Under the FiT scheme, eligible participants who installed small-scale renewable energy systems such as solar panels, wind turbines, or hydroelectric systems on their properties were entitled to receive payments for both the electricity they generated and the surplus energy they exported back to the grid. These payments were made by energy suppliers and were typically guaranteed for a fixed period, usually 20 years, from the date of installation.
The FiT scheme was structured to provide different tariff rates based on the type and capacity of the renewable energy system, ensuring a higher return on investment for smaller installations and gradually reducing rates for larger ones. This approach aimed to make renewable energy technologies more accessible to a broader range of individuals and organizations.
The Feed-in Tariff (FiT) scheme provides payments to generators of renewable electricity up to 5MW capacity in England, Wales, and Scotland. There are two routes to accreditation – Microgeneration Certification Scheme (MCS) for solar PV and wind under 50kW, and ROO-FiT for solar and wind over 50kW and all hydro and AD. ROO-FIT accreditation involves applying to Ofgem. This document covers that process.
- Eligible technologies are solar PV, wind, hydro, AD and microCHP up to 5MW capacity.
- Installations must be new and not have received any grants that may make them ineligible. Cannot be selling or have sold electricity under NFFO/SRO previously.
- Site assessment determines what is considered a single ‘eligible installation’. Usually based on grid connection meter point administration number (MPAN) and mechanical/electrical interactions.
- Declared net capacity (DNC) and total installed capacity (TIC) definitions affect the tariff band. TIC is max capacity without damage, and DNC subtracts parasitic loads.
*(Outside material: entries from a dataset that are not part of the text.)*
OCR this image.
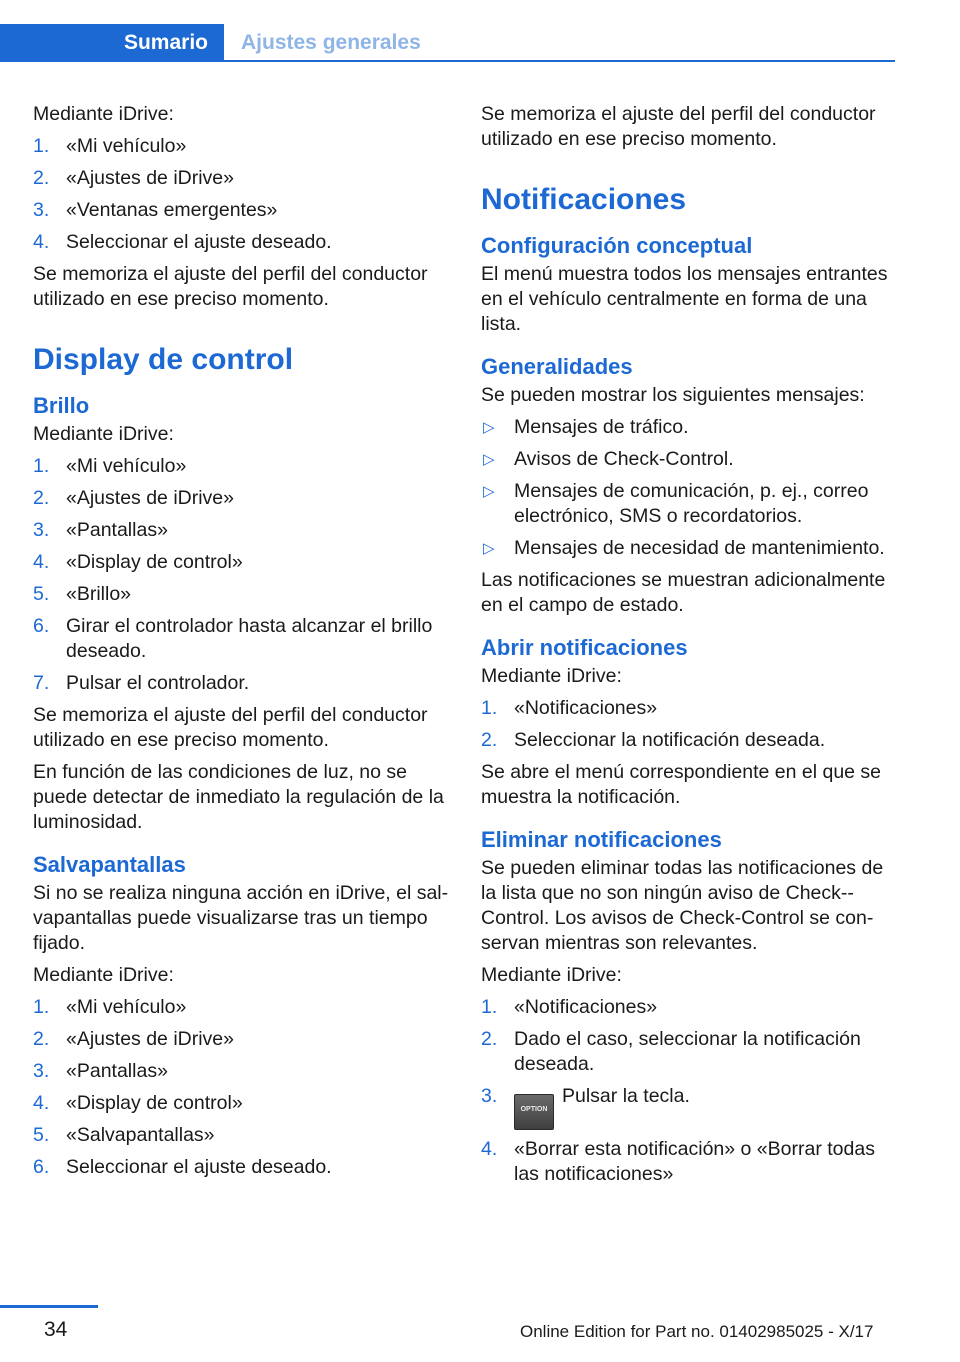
Sumario	Ajustes generales

Mediante iDrive:

1. «Mi vehículo»
2. «Ajustes de iDrive»
3. «Ventanas emergentes»
4. Seleccionar el ajuste deseado.

Se memoriza el ajuste del perfil del conductor utilizado en ese preciso momento.

Display de control
Brillo

Mediante iDrive:

1. «Mi vehículo»
2. «Ajustes de iDrive»
3. «Pantallas»
4. «Display de control»
5. «Brillo»
6. Girar el controlador hasta alcanzar el brillo deseado.
7. Pulsar el controlador.

Se memoriza el ajuste del perfil del conductor utilizado en ese preciso momento.

En función de las condiciones de luz, no se puede detectar de inmediato la regulación de la luminosidad.

Salvapantallas

Si no se realiza ninguna acción en iDrive, el salvapantallas puede visualizarse tras un tiempo fijado.

Mediante iDrive:

1. «Mi vehículo»
2. «Ajustes de iDrive»
3. «Pantallas»
4. «Display de control»
5. «Salvapantallas»
6. Seleccionar el ajuste deseado.

Se memoriza el ajuste del perfil del conductor utilizado en ese preciso momento.

Notificaciones
Configuración conceptual

El menú muestra todos los mensajes entrantes en el vehículo centralmente en forma de una lista.

Generalidades

Se pueden mostrar los siguientes mensajes:

▷ Mensajes de tráfico.
▷ Avisos de Check-Control.
▷ Mensajes de comunicación, p. ej., correo electrónico, SMS o recordatorios.
▷ Mensajes de necesidad de mantenimiento.

Las notificaciones se muestran adicionalmente en el campo de estado.

Abrir notificaciones

Mediante iDrive:

1. «Notificaciones»
2. Seleccionar la notificación deseada.

Se abre el menú correspondiente en el que se muestra la notificación.

Eliminar notificaciones

Se pueden eliminar todas las notificaciones de la lista que no son ningún aviso de Check--Control. Los avisos de Check-Control se conservan mientras son relevantes.

Mediante iDrive:

1. «Notificaciones»
2. Dado el caso, seleccionar la notificación deseada.
3.
OPTIONPulsar la tecla.
4. «Borrar esta notificación» o «Borrar todas las notificaciones»
34	Online Edition for Part no. 01402985025 - X/17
- Installation must be commissioned to apply for full accreditation. Evidence of completion of commissioning procedures is needed.
- Specific metering requirements must be met to receive payments. Export meter needed unless deemed export.
- Community energy and school installations have some different rules e.g. on energy efficiency.
- AD has additional sustainability criteria, feedstock restrictions and reporting requirements – See below for more information
- Extensions commissioned after 15 Jan 2016 are not eligible. Extensions affect the site’s total installed capacity limit of 5MW.
Additional eligibility criteria for AD installations:
- From 1 May 2017, new AD applications must comply with sustainability criteria for feedstocks.
- AD generators must submit quarterly sustainability declarations confirming if feedstocks meet the criteria.
- Must submit annual feedstock declarations detailing all feedstocks used and if any restrictions apply.
- AD over 1MW capacity must submit an annual independent audit report demonstrating compliance.
- Records of all feedstocks used must be kept and provided to Ofgem if requested.
- Must complete and submit Fuel Measurement and Sampling (FMS) questionnaire detailing feedstock measurement procedures. This must be discussed with Ofgem before accreditation is granted.
- Feedstocks must meet minimum sustainability requirements:
- 60% anaerobic digestion feedstocks
- 50% advanced anaerobic digestion feedstocks
- 10% electricity-only feedstocks
- No more than 40% feedstocks from the undersown cereals and oilseed rape category
- No feedstocks from land converted from another status after 2008.
- Biomass feedstocks must meet land criteria similar to Renewable Heat Incentive.
- Restrictions on percentages of different food/feed crop feedstocks based on installation capacity.
- Provides tariff guarantee before commissioning. Valid for fixed periods depending on technology.
- The application requires planning, grid connection and other documents.
- Installation must match preliminary details when commissioned.
- Apply via Ofgem’s Register once commissioned. Must match the preliminary accreditation if obtained.
- Ofgem confirms accreditation if eligible. FIT payments start from the ‘eligibility date’.
- Must appoint FIT Licensee to receive payments.
- Generators must notify Ofgem and FIT Licensee of any changes such as decommissioning, extensions, and meter changes.
- Can repair/replace generating equipment without affecting eligibility generally.
Examples of costs that are not part of the installation for the purposes of FIT for AD
- Pre-design feasibility studies
- Infrastructure for transmitting electricity/heat generated by AD plant, e.g. to neighbouring buildings
- Local electricity grid reinforcement/upgrades
- Transforming digestate into different products, e.g. dewatering to create dry compost as opposed to a low dry matter liquid.
- Secondary gas treatment/use
- Educational facilities associated with the AD plant, e.g. visitor centre.